InfoQ: Mainframes are known for the robustness and certainty they provide, while being one big monolith and usually operated in a command-and-control model. Aren't they a counter-example to the arguments presented in the book?
Mark: Hah! No, I would´t say that. Mainframes are an example of quality and quantity through sheer brute force. But they are not a scalable solution. The lesson of scalability is that a high level result can come from even junk at the bottom layers. The properties of upper layers do not depend strongly on what is underneath, when you achieve a weak coupled design, and scale separation. This is what we´ve spent half a century reinventing around the the current datacenter model. The mainframe was a Swiss watch that went like the clappers, but it could´t scale. Now we have cheap imported watches that plug together, and they are starting to scale very well. Scale is a subtle adversary, a real brain teaser. It too is an aspect of knowledge management: you have to know what you are looking for as you zoom in and out of a system. Then you can use it to your advantage.

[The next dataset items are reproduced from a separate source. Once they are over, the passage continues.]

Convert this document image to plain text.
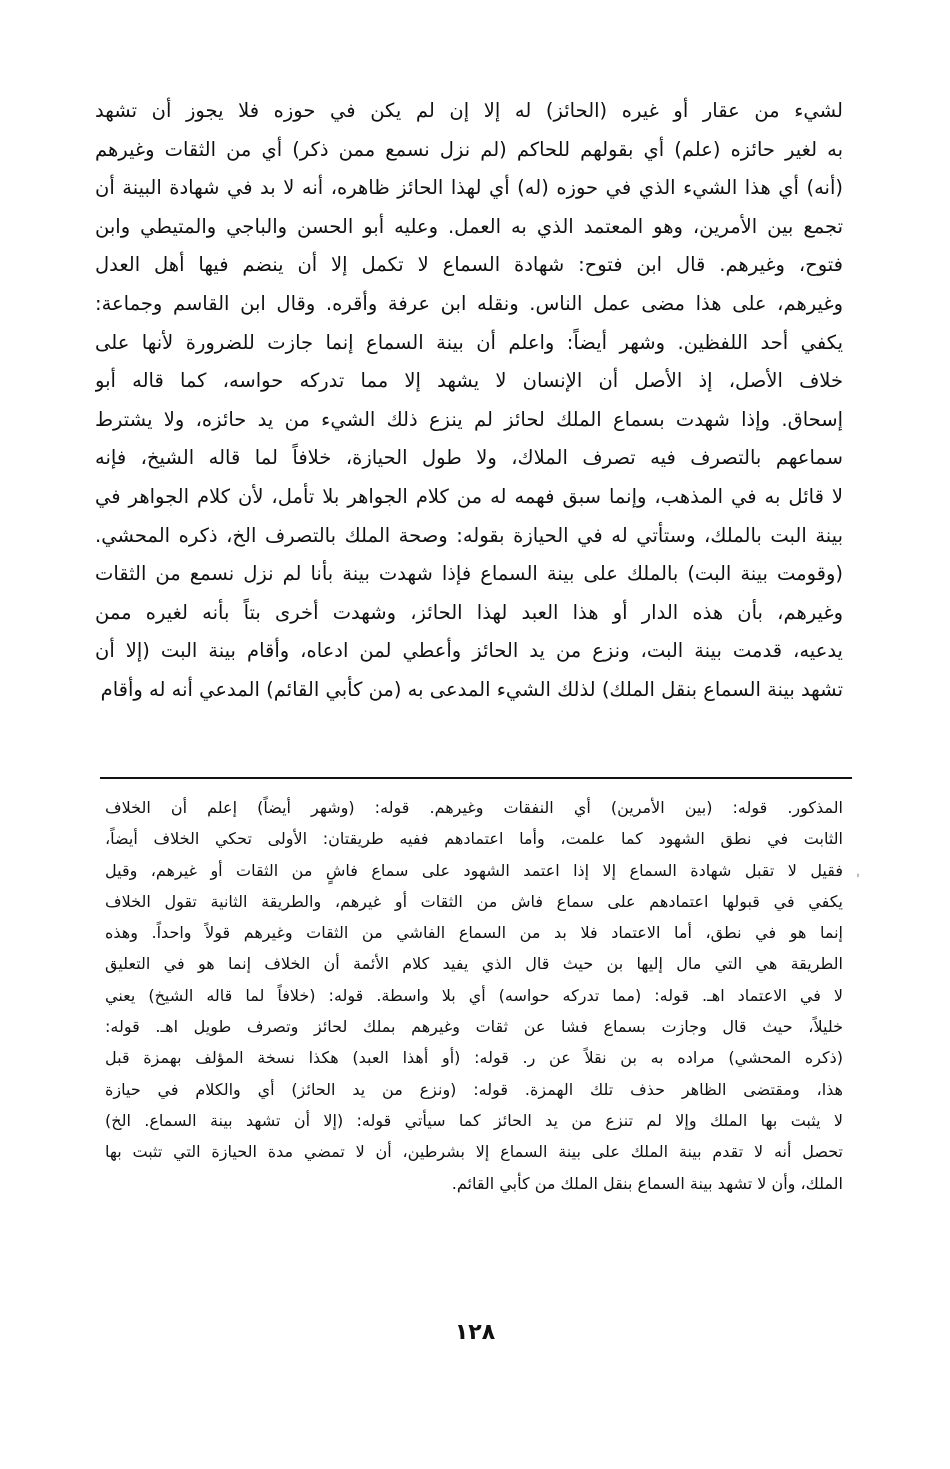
لشيء من عقار أو غيره (الحائز) له إلا إن لم يكن في حوزه فلا يجوز أن تشهد
به لغير حائزه (علم) أي بقولهم للحاكم (لم نزل نسمع ممن ذكر) أي من الثقات وغيرهم
(أنه) أي هذا الشيء الذي في حوزه (له) أي لهذا الحائز ظاهره، أنه لا بد في شهادة البينة أن
تجمع بين الأمرين، وهو المعتمد الذي به العمل. وعليه أبو الحسن والباجي والمتيطي وابن
فتوح، وغيرهم. قال ابن فتوح: شهادة السماع لا تكمل إلا أن ينضم فيها أهل العدل
وغيرهم، على هذا مضى عمل الناس. ونقله ابن عرفة وأقره. وقال ابن القاسم وجماعة:
يكفي أحد اللفظين. وشهر أيضاً: واعلم أن بينة السماع إنما جازت للضرورة لأنها على
خلاف الأصل، إذ الأصل أن الإنسان لا يشهد إلا مما تدركه حواسه، كما قاله أبو
إسحاق. وإذا شهدت بسماع الملك لحائز لم ينزع ذلك الشيء من يد حائزه، ولا يشترط
سماعهم بالتصرف فيه تصرف الملاك، ولا طول الحيازة، خلافاً لما قاله الشيخ، فإنه
لا قائل به في المذهب، وإنما سبق فهمه له من كلام الجواهر بلا تأمل، لأن كلام الجواهر في
بينة البت بالملك، وستأتي له في الحيازة بقوله: وصحة الملك بالتصرف الخ، ذكره المحشي.
(وقومت بينة البت) بالملك على بينة السماع فإذا شهدت بينة بأنا لم نزل نسمع من الثقات
وغيرهم، بأن هذه الدار أو هذا العبد لهذا الحائز، وشهدت أخرى بتاً بأنه لغيره ممن
يدعيه، قدمت بينة البت، ونزع من يد الحائز وأعطي لمن ادعاه، وأقام بينة البت (إلا أن
تشهد بينة السماع بنقل الملك) لذلك الشيء المدعى به (من كأبي القائم) المدعي أنه له وأقام
المذكور. قوله: (بين الأمرين) أي النفقات وغيرهم. قوله: (وشهر أيضاً) إعلم أن الخلاف
الثابت في نطق الشهود كما علمت، وأما اعتمادهم ففيه طريقتان: الأولى تحكي الخلاف أيضاً،
فقيل لا تقبل شهادة السماع إلا إذا اعتمد الشهود على سماع فاشٍ من الثقات أو غيرهم، وقيل
يكفي في قبولها اعتمادهم على سماع فاش من الثقات أو غيرهم، والطريقة الثانية تقول الخلاف
إنما هو في نطق، أما الاعتماد فلا بد من السماع الفاشي من الثقات وغيرهم قولاً واحداً. وهذه
الطريقة هي التي مال إليها بن حيث قال الذي يفيد كلام الأئمة أن الخلاف إنما هو في التعليق
لا في الاعتماد اهـ. قوله: (مما تدركه حواسه) أي بلا واسطة. قوله: (خلافاً لما قاله الشيخ) يعني
خليلاً، حيث قال وجازت بسماع فشا عن ثقات وغيرهم بملك لحائز وتصرف طويل اهـ. قوله:
(ذكره المحشي) مراده به بن نقلاً عن ر. قوله: (أو أهذا العبد) هكذا نسخة المؤلف بهمزة قبل
هذا، ومقتضى الظاهر حذف تلك الهمزة. قوله: (ونزع من يد الحائز) أي والكلام في حيازة
لا يثبت بها الملك وإلا لم تنزع من يد الحائز كما سيأتي قوله: (إلا أن تشهد بينة السماع. الخ)
تحصل أنه لا تقدم بينة الملك على بينة السماع إلا بشرطين، أن لا تمضي مدة الحيازة التي تثبت بها
الملك، وأن لا تشهد بينة السماع بنقل الملك من كأبي القائم.
١٢٨
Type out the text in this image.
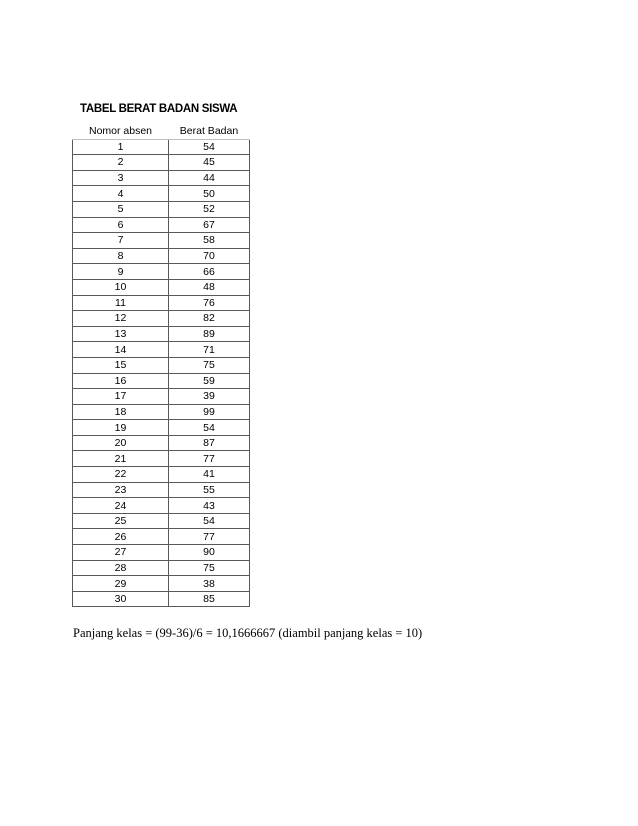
TABEL BERAT BADAN SISWA
Nomor absen	Berat Badan
1	54
2	45
3	44
4	50
5	52
6	67
7	58
8	70
9	66
10	48
11	76
12	82
13	89
14	71
15	75
16	59
17	39
18	99
19	54
20	87
21	77
22	41
23	55
24	43
25	54
26	77
27	90
28	75
29	38
30	85
Panjang kelas = (99-36)/6 = 10,1666667 (diambil panjang kelas = 10)
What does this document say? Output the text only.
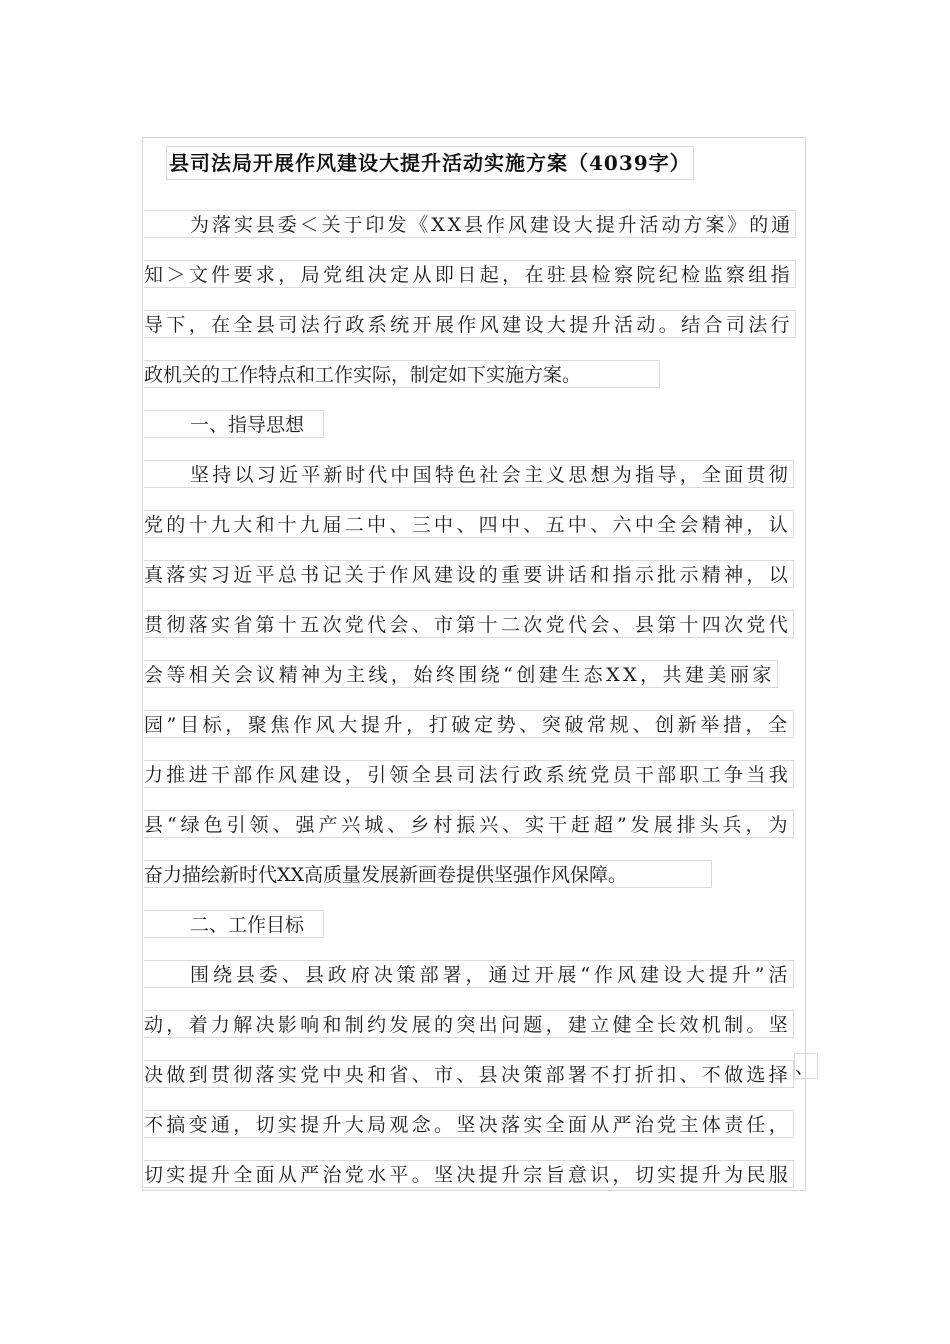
县司法局开展作风建设大提升活动实施方案（4039字）
为落实县委＜关于印发《XX县作风建设大提升活动方案》的通
知＞文件要求，局党组决定从即日起，在驻县检察院纪检监察组指
导下，在全县司法行政系统开展作风建设大提升活动。结合司法行
政机关的工作特点和工作实际，制定如下实施方案。
一、指导思想
坚持以习近平新时代中国特色社会主义思想为指导，全面贯彻
党的十九大和十九届二中、三中、四中、五中、六中全会精神，认
真落实习近平总书记关于作风建设的重要讲话和指示批示精神，以
贯彻落实省第十五次党代会、市第十二次党代会、县第十四次党代
会等相关会议精神为主线，始终围绕“创建生态XX，共建美丽家
园”目标，聚焦作风大提升，打破定势、突破常规、创新举措，全
力推进干部作风建设，引领全县司法行政系统党员干部职工争当我
县“绿色引领、强产兴城、乡村振兴、实干赶超”发展排头兵，为
奋力描绘新时代XX高质量发展新画卷提供坚强作风保障。
二、工作目标
围绕县委、县政府决策部署，通过开展“作风建设大提升”活
动，着力解决影响和制约发展的突出问题，建立健全长效机制。坚
决做到贯彻落实党中央和省、市、县决策部署不打折扣、不做选择 、
不搞变通，切实提升大局观念。坚决落实全面从严治党主体责任，
切实提升全面从严治党水平。坚决提升宗旨意识，切实提升为民服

I feel there´s still a long way to go in explaining these ideas to the wider world. My book was aimed at an elite of open minded science lovers — people interested in deepening the scientific culture of our field. But as I mentioned towards the end, we can´t rely on reaching just a few curious minds, these ideas need to be socialised for the masses, and built into the technologies we take for granted. It´s always a hard sell to change the world. As Machiavelli said: the innovator has for enemies everyone who does well under the old scheme of things, and only the lukewarm support of those who might do well under the new.
About the Book Author
Mark Burgess is the CTO and Founder of CFEngine, formerly professor of Network and System Administration at Oslo University College, and the principal author of the Cfengine software. He’s the author of numerous books and papers on topics from physics, Network and System Administration, to fiction.